Just two years ago, [Chen Guangcheng 陳光誠] was a flamboyant local hero and self-taught legal eagle who used the legal system to shut down a paper factory that was poisoning the water supply. His wedding was televised locally.Jerome Cohen's reference is to "The Story of Qiu Ju" 秋菊打官司. It was a likable movie, but I've always been annoyed at how Western critics swallowed the unlikely story line.
Yet in 2005, his legal zeal began to get him in trouble. Chen's crusade to halt the forced detention and sterilization of women in order to meet local quotas - a practice that has largely stopped in most of China - did not go over well in Linyi, where bonds are tight between officials, police, and hired thugs, much like the rural segregated US South of 50 years ago.
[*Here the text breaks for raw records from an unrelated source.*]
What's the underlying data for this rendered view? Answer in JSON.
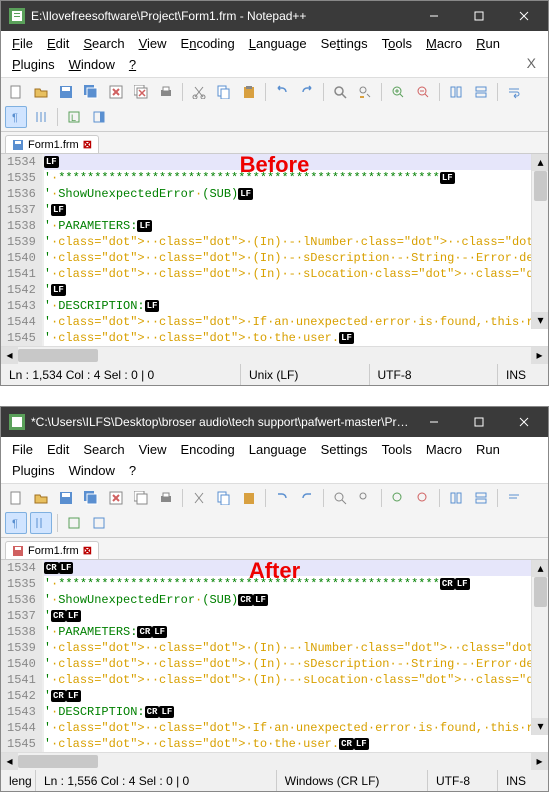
{
  "before": {
    "label": "Before",
    "title": "E:\\Ilovefreesoftware\\Project\\Form1.frm - Notepad++",
    "menus": [
      "File",
      "Edit",
      "Search",
      "View",
      "Encoding",
      "Language",
      "Settings",
      "Tools",
      "Macro",
      "Run",
      "Plugins",
      "Window",
      "?"
    ],
    "tab": {
      "name": "Form1.frm"
    },
    "status": {
      "pos": "Ln : 1,534    Col : 4    Sel : 0 | 0",
      "eol": "Unix (LF)",
      "enc": "UTF-8",
      "ins": "INS"
    },
    "lines": [
      {
        "n": "1534",
        "t": ""
      },
      {
        "n": "1535",
        "t": "' *****************************************************"
      },
      {
        "n": "1536",
        "t": "' ShowUnexpectedError (SUB)"
      },
      {
        "n": "1537",
        "t": "'"
      },
      {
        "n": "1538",
        "t": "' PARAMETERS:"
      },
      {
        "n": "1539",
        "t": "'  (In) - lNumber      - Long   - Error number"
      },
      {
        "n": "1540",
        "t": "'  (In) - sDescription - String - Error description"
      },
      {
        "n": "1541",
        "t": "'  (In) - sLocation    - String - Error source"
      },
      {
        "n": "1542",
        "t": "'"
      },
      {
        "n": "1543",
        "t": "' DESCRIPTION:"
      },
      {
        "n": "1544",
        "t": "'  If an unexpected error is found, this routine gets c"
      },
      {
        "n": "1545",
        "t": "'  to the user."
      }
    ],
    "eol_tag": "LF"
  },
  "after": {
    "label": "After",
    "title": "*C:\\Users\\ILFS\\Desktop\\broser audio\\tech support\\pafwert-master\\Proje...",
    "menus": [
      "File",
      "Edit",
      "Search",
      "View",
      "Encoding",
      "Language",
      "Settings",
      "Tools",
      "Macro",
      "Run",
      "Plugins",
      "Window",
      "?"
    ],
    "tab": {
      "name": "Form1.frm"
    },
    "status": {
      "pos_prefix": "leng",
      "pos": "Ln : 1,556    Col : 4    Sel : 0 | 0",
      "eol": "Windows (CR LF)",
      "enc": "UTF-8",
      "ins": "INS"
    },
    "lines": [
      {
        "n": "1534",
        "t": ""
      },
      {
        "n": "1535",
        "t": "' *****************************************************"
      },
      {
        "n": "1536",
        "t": "' ShowUnexpectedError (SUB)"
      },
      {
        "n": "1537",
        "t": "'"
      },
      {
        "n": "1538",
        "t": "' PARAMETERS:"
      },
      {
        "n": "1539",
        "t": "'  (In) - lNumber      - Long   - Error number"
      },
      {
        "n": "1540",
        "t": "'  (In) - sDescription - String - Error description"
      },
      {
        "n": "1541",
        "t": "'  (In) - sLocation    - String - Error source"
      },
      {
        "n": "1542",
        "t": "'"
      },
      {
        "n": "1543",
        "t": "' DESCRIPTION:"
      },
      {
        "n": "1544",
        "t": "'  If an unexpected error is found, this routine gets call"
      },
      {
        "n": "1545",
        "t": "'  to the user."
      }
    ],
    "eol_tag": "CRLF"
  },
  "icons": {
    "colors": {
      "new": "#f5f5f5",
      "open": "#e8c060",
      "save": "#5a8fd0",
      "saveall": "#5a8fd0",
      "close": "#d06060",
      "closeall": "#d06060",
      "print": "#888",
      "cut": "#888",
      "copy": "#5a8fd0",
      "paste": "#d8a040",
      "undo": "#5a8fd0",
      "redo": "#5a8fd0",
      "find": "#888",
      "replace": "#888",
      "zoomin": "#5aa05a",
      "zoomout": "#d06060",
      "sync": "#5a8fd0",
      "wrap": "#5a8fd0",
      "ws": "#5a8fd0",
      "indent": "#5a8fd0",
      "fold": "#5a8fd0",
      "lang": "#5aa05a",
      "rec": "#d06060",
      "play": "#5aa05a",
      "stop": "#888"
    }
  }
}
Chen has lived under house arrest for a year, unable to talk to the outside world, his lawyers and friends beaten and in jail facing dubious charges of disturbing public order.
"This is justice in the Chinese countryside, not like Zhang Yimou's 张艺谋 candied film version," says Jerome Cohen of New York University, who is assisting Chen. "There are no kind, avuncular public security officers or judges to mete out justice. They can instead be found surrounding his house. No local lawyer has been willing to help, and Beijing lawyers who have sought to defend Chen have been repeatedly beaten."
...His standoff with Linyi authorities and Mayor Li Qun 李群, who served briefly as assistant to the mayor of New Haven Conn. [and wrote the book 我在美国当市长助理], has captured the imagination of legal reformers here and top foreign legal eagles - raising the question of whether law in China is a tool for control or is evolving into a system to adjudicate justice. One question is: Will he go free?